そこでタッグを組んだATELIERO2(札幌市)の大杉崇社長とリノア(同)の松澤総志社長、マツナガ(東京都)の松永潤一郎社長、アドバイザーの北大大学院工学研究院の菊田弘輝准教授の4人が意気投合。建築について「若い人たちで勉強会をしよう」と、同プロジェクトに参加していた櫻井氏をはじめ、周囲に呼びかけたのが始まりだった。

2017年の第一回例会からこれまで、業種や世代を超えたつながりが育まれてきた。「それぞれの立場でフラットに何でも言いあえる」から、日頃の業務でも声を掛けあったり、困ったときに助けあったりする関係にある。櫻井氏は、「資材の高騰や職人さんが足りないなど大変な時代だけど、みんなで知恵を出して乗り切って行こうという思いでやっている」と力を込めた。

また、「最初は自分たちが建築業界の中では若かったから次世代と名付けたのだけれど、今は次の世代を育てる時期にきている」といい、若手建築家や工務店の後継者、メーカーの第一線にいる社員、学生たちなどを応援し、彼らが活躍する会でありたいと話した。

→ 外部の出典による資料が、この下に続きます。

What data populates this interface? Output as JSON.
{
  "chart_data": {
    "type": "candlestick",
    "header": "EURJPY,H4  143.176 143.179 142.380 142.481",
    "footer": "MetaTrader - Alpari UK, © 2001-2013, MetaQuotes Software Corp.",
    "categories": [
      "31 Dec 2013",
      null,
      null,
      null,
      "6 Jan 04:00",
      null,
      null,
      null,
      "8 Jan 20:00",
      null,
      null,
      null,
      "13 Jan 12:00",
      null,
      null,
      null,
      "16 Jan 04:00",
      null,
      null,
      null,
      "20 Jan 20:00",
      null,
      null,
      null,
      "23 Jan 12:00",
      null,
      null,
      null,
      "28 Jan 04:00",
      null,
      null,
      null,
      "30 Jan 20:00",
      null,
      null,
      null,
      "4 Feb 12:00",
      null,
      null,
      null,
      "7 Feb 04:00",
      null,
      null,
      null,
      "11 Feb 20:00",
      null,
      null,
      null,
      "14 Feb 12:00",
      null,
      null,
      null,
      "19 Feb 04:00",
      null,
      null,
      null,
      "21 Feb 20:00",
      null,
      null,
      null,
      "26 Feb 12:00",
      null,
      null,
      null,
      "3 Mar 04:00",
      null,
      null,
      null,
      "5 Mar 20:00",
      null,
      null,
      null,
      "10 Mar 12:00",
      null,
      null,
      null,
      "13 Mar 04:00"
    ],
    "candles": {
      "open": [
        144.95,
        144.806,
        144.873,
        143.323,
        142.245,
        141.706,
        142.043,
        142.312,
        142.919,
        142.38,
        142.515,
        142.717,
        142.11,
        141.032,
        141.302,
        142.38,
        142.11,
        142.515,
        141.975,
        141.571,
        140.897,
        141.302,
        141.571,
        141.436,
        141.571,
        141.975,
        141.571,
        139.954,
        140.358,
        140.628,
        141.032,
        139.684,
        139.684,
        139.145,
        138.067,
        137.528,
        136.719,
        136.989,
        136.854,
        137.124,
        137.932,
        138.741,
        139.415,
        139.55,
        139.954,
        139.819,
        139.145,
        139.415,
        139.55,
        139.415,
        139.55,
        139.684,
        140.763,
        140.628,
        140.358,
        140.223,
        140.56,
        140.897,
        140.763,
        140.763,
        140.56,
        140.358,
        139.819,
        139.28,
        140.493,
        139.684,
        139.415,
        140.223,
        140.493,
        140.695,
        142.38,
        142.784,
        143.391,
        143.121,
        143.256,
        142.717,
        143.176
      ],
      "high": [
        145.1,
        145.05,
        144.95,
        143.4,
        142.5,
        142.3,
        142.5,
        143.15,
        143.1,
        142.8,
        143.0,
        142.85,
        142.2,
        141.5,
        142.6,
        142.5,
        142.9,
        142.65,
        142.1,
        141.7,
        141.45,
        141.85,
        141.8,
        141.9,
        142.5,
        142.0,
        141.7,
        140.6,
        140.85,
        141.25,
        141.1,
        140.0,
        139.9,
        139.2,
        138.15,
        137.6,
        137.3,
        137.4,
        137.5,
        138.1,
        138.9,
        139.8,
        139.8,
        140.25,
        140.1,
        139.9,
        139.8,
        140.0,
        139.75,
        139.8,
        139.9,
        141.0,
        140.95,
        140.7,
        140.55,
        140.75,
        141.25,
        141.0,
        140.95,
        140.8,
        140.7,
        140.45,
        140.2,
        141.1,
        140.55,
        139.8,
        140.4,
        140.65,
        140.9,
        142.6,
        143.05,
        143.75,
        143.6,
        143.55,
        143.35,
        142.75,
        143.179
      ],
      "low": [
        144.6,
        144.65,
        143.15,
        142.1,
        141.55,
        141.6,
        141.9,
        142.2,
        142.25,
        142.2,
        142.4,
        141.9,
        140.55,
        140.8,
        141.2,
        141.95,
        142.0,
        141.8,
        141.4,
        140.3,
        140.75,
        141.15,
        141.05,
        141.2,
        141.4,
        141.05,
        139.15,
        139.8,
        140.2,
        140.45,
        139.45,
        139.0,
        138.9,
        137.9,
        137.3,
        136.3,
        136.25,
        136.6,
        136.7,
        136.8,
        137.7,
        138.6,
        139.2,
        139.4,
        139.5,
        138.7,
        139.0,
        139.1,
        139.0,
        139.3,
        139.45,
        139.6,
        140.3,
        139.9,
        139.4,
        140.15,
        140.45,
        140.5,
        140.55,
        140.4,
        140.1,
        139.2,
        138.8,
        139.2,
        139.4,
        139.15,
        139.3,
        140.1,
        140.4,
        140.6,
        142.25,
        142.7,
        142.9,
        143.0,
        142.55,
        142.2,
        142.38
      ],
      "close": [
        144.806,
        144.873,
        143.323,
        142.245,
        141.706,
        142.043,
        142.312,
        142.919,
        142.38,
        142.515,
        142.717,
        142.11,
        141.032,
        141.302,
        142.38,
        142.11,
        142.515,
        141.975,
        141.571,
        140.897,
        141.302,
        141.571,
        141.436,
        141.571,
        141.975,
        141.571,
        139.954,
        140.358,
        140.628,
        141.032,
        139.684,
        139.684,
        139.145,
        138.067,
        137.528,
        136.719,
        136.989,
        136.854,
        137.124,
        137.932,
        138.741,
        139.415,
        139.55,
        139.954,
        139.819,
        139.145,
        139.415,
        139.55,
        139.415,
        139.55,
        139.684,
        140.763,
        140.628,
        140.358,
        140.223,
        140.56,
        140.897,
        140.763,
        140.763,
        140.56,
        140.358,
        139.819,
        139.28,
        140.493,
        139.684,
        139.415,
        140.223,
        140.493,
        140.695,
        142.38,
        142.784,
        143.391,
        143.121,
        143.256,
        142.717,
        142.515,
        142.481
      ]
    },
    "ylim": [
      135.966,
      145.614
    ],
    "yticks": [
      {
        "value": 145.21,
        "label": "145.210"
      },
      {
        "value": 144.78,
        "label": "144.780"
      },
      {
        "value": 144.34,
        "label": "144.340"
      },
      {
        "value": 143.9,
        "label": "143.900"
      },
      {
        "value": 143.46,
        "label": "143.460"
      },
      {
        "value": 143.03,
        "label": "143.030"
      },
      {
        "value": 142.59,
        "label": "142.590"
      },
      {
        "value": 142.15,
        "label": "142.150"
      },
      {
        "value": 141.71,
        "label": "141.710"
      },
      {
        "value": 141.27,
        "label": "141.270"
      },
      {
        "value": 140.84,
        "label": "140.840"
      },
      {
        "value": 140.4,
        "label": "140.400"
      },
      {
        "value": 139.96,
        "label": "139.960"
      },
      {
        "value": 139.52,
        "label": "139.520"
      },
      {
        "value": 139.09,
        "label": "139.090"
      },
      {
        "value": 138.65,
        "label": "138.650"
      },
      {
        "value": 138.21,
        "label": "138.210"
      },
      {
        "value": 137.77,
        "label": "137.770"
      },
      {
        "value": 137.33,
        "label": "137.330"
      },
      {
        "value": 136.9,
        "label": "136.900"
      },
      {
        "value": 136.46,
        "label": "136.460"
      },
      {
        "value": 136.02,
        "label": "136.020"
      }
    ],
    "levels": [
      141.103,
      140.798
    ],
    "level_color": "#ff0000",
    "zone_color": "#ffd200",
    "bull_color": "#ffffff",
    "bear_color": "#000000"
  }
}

一方で北海道は断熱気密の技術で日本の住宅の最先端にいる。それは、「先人の方々が挑戦して失敗して、また挑戦することを繰り返してきたから」と櫻井氏は強調する。それだけでなく、産官学が一体となり、知り得た情報や経験を包み隠さずみんなで共有してきた。

「そんな北海道の文化を大切にしたい。会の名称に北海道が付いているのはいいことだと思う」。北海道の建築文化を次世代に繋げていくことも会の目指す方向にある。

体験と学びを共有

屋久島ツアーは昨年の11月から12月にかけて行われた。同会の常連メンバーで、屋久島地杉のデッキ材や外壁材、フローリングなどを製品化しているチャネルオリジナル(横浜市)北海道エリア担当の中上景一郎氏が取りまとめた。 櫻井氏は日頃から屋久島地杉をウッドデッキや玄関ポーチなどに使っていたが、「どんな環境でどんな風に加工されているか知りたい。現場の人の声も聞きたかった」という。

実際に行ってみて、屋久杉が「腐らない木の代名詞」と言われている理由が実感できた。あれだけ降水量の多い中で育つため樹脂が多く、耐水性が高くなるのだ。そういう材を適材適所でエクステリアに使うのだから、顧客に対する説明にも説得力が増す。

こうした体験ができるのも同会ならではだろう。「仲間がいると学びも深まる」といい、体験したことについてお互いに話し合ったり、仕事に生かせたりする。これまで参加した学生たちも、大学を卒業して建築関連の会社に就職している。「そのうちまた仕事で会うことがある。それも楽しみと思っている」。次世代のつながりは緩やかに広がっている。